Dissertation/Thesis Abstract

Minimum Disparity Inference for Discrete Ranked Set Sampling Data
by Alexandridis, Roxana, Ph.D., The Ohio State University, 2005, 137; 10834940
Abstract (Summary)

Ranked set sampling (RSS) is a sampling scheme which can successfully replace simple random sampling (SRS) in experimental settings where measuring the units of interest is difficult, expensive, or time consuming, but ranking small subsets of units is relatively easy and inexpensive. Under perfect ranking, the statistical inference based on a RSS data is more efficient than the inference based on a SRS data of equal size. In practice, the ranking process is most likely subject to errors, and the efficiency of the inference decreases with the decrease in the quality of the ranking procedure. Thus, the central issue of a parametric inference is to balance the two ideals: efficiency when the ranking is perfect, and robustness when the ranking is imperfect. Typically there is a trade-off between these two ideals. In order to address this issue, we develop robust statistical inference based on a RSS data from a family of discrete distributions. Our inference relies on minimum disparity functions that measure the distance between the empirical and model distributions. We develop a class of estimators obtained by minimizing disparities between the assumed and empirical models. We show that all minimum disparity estimators are asymptotically efficient at the correct model under perfect ranking. We also show that there exists an estimator within this class, the minimum Hellinger distance estimator, that produces substantially smaller bias than the bias of the maximum likelihood estimator under imperfect ranking.

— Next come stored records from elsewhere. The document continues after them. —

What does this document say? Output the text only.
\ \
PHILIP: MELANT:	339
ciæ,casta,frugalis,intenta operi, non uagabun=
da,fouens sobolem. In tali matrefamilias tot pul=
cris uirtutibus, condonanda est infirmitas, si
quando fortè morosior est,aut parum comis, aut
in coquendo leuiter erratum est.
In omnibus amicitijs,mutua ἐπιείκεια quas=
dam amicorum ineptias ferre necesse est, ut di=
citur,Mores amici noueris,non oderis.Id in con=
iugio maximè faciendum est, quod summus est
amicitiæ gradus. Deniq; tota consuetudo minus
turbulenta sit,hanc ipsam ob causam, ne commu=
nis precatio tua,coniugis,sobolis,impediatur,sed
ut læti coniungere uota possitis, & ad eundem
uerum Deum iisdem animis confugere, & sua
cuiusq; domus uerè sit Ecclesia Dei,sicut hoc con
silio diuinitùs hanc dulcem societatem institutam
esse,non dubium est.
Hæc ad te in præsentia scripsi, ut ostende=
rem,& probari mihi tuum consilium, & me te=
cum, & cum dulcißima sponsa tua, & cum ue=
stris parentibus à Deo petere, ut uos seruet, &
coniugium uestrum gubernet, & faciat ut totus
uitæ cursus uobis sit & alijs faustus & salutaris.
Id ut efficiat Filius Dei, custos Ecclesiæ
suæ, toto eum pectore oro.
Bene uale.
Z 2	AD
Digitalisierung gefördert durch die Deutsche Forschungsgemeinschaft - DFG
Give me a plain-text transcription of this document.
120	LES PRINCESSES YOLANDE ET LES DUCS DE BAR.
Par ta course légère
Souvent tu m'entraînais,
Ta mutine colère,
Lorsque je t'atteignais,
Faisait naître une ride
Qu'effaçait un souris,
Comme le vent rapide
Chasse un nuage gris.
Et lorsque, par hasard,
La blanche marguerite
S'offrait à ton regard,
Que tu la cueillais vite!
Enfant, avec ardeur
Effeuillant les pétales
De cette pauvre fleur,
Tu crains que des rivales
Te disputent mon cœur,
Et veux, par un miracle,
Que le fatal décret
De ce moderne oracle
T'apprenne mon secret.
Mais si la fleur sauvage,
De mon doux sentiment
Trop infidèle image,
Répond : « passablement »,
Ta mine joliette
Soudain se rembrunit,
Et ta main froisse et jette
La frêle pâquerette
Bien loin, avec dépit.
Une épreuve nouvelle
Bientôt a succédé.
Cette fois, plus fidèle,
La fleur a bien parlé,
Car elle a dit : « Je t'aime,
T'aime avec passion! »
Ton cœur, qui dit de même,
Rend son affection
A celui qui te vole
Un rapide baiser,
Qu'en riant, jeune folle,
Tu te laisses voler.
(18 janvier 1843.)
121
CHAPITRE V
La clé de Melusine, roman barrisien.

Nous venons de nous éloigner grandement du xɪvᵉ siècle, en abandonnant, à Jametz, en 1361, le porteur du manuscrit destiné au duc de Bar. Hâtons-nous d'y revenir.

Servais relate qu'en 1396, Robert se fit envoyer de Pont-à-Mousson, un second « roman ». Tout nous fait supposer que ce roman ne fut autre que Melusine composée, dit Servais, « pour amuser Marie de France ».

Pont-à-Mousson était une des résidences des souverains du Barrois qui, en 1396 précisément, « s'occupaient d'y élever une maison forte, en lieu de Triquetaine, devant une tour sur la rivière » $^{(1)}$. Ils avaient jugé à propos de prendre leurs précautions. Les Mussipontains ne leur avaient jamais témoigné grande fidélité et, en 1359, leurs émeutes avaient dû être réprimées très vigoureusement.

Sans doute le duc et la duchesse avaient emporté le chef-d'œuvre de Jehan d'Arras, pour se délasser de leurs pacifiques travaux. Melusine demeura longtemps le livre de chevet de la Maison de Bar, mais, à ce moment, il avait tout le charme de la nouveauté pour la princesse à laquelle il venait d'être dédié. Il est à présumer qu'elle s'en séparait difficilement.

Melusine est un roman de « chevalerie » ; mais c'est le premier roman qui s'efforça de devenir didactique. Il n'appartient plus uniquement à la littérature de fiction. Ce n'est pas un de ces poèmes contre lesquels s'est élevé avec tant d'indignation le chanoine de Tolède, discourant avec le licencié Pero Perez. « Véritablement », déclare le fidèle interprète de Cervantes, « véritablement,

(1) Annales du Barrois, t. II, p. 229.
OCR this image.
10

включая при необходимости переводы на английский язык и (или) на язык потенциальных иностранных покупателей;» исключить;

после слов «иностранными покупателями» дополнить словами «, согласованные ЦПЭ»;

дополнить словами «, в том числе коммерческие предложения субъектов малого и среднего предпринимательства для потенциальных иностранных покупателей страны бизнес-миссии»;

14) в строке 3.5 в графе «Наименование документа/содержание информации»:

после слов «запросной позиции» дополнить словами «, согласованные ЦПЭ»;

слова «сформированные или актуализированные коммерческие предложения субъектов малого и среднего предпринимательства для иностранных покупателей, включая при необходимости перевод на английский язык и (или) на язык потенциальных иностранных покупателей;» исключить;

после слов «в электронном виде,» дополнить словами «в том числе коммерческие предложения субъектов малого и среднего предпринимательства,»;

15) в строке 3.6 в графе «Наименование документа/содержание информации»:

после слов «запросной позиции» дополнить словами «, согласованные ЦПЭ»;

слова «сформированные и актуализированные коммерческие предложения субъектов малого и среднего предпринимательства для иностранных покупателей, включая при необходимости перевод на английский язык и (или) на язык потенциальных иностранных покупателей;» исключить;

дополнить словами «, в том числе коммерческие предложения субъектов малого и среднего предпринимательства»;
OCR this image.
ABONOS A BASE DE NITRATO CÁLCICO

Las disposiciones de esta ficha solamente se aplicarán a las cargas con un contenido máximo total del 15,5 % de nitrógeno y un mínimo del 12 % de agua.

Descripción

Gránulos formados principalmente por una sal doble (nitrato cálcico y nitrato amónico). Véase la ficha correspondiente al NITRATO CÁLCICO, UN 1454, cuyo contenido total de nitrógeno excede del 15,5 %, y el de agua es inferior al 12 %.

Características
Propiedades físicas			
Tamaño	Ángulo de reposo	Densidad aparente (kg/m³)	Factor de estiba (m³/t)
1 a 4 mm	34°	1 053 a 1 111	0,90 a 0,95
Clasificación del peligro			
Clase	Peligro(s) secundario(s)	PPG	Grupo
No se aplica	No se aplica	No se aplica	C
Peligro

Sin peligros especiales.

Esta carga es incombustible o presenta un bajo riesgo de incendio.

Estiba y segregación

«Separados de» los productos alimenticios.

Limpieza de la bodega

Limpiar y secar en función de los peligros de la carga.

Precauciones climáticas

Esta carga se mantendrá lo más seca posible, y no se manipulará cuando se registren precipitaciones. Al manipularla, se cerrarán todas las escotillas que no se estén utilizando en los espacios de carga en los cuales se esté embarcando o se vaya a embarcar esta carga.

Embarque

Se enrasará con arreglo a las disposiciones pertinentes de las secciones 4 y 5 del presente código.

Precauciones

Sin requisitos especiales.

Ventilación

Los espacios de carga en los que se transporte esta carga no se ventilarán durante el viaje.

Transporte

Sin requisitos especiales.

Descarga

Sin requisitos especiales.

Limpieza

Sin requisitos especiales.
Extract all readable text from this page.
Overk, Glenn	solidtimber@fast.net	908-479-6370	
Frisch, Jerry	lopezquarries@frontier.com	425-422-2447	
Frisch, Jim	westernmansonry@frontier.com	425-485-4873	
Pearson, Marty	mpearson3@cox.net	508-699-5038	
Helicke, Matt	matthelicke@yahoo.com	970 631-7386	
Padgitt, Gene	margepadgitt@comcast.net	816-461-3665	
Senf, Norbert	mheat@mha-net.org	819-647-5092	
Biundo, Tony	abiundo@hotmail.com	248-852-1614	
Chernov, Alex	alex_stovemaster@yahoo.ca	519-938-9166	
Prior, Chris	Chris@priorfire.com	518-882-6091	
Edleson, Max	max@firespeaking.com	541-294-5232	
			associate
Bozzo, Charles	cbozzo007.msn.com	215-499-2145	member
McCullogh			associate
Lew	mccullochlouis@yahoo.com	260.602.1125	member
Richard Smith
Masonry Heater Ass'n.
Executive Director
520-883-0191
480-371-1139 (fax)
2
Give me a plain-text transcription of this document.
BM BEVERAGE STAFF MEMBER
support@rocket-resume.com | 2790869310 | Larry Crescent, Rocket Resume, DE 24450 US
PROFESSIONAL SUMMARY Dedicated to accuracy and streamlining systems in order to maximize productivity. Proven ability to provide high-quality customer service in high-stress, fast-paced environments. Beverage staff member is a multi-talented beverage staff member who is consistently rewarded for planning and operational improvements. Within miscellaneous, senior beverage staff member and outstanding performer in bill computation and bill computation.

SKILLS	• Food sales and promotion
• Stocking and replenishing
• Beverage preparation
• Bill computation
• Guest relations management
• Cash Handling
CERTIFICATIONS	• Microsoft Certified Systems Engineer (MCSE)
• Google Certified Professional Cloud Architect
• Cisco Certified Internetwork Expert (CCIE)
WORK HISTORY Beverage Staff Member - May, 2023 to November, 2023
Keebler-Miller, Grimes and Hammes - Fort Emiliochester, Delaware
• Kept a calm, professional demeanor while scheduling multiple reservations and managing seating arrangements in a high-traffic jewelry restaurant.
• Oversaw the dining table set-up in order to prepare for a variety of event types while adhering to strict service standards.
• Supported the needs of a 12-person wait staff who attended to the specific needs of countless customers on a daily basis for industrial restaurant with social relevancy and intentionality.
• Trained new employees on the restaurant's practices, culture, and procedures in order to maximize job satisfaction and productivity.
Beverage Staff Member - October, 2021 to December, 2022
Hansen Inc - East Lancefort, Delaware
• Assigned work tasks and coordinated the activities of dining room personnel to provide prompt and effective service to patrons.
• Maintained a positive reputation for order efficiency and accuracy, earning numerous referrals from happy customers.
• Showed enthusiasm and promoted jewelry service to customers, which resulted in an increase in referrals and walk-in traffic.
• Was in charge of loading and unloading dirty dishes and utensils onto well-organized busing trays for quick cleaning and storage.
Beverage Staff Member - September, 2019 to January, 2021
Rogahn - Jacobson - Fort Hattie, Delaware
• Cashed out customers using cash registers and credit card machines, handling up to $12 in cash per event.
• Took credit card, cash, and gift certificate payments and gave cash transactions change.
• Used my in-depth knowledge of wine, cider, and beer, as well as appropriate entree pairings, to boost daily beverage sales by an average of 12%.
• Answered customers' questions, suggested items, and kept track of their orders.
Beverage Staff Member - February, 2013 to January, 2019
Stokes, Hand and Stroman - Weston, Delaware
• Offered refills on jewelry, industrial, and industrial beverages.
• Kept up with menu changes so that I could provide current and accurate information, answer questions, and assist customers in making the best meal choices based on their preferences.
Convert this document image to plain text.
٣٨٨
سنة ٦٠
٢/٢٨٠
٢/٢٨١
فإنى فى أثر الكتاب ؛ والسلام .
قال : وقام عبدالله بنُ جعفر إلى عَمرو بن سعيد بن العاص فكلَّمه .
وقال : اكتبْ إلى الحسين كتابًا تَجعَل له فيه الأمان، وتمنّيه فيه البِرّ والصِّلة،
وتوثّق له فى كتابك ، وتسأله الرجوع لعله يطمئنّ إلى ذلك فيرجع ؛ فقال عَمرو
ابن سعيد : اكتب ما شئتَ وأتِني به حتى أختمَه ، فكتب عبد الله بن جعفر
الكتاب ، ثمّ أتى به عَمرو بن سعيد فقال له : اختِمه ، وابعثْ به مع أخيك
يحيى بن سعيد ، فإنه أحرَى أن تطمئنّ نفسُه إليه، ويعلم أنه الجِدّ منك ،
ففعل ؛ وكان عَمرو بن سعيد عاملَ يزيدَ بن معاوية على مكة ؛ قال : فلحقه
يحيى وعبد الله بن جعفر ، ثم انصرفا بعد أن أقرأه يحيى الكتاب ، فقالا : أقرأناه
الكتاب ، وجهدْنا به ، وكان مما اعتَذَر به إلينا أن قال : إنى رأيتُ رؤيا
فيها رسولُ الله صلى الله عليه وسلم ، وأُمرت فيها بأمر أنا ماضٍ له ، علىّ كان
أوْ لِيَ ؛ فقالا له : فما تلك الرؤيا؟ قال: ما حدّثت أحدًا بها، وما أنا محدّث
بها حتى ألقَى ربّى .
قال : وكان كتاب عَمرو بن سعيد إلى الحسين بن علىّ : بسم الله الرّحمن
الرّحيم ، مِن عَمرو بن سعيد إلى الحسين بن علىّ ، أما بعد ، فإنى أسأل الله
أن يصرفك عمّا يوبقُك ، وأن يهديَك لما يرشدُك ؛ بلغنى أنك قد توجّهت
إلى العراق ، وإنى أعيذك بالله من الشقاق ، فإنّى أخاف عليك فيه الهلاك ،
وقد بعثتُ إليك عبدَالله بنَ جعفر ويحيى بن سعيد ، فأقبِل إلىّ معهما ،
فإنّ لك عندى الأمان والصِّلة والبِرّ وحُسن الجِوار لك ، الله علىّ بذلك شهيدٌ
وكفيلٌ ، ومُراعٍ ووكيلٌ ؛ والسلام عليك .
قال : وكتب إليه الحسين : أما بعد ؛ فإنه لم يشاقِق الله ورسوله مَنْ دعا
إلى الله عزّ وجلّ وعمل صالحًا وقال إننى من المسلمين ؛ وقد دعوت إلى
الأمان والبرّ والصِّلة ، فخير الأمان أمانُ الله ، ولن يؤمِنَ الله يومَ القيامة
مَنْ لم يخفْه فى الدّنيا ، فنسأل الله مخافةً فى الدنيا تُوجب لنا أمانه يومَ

In addition to robust estimation, we also developed a class of testing procedures, referred to as disparity deviance tests, to test certain hypotheses about the parameters of a family of discrete distributions. We show that under perfect ranking, the disparity deviance tests have the same asymptotic null distribution as the likelihood ratio test. Furthermore, we show that the disparity deviance test based on the Hellinger distance is more stable to imperfect ranking than the likelihood ratio test. We provide finite sample simulation results to evaluate the performance of the proposed procedures.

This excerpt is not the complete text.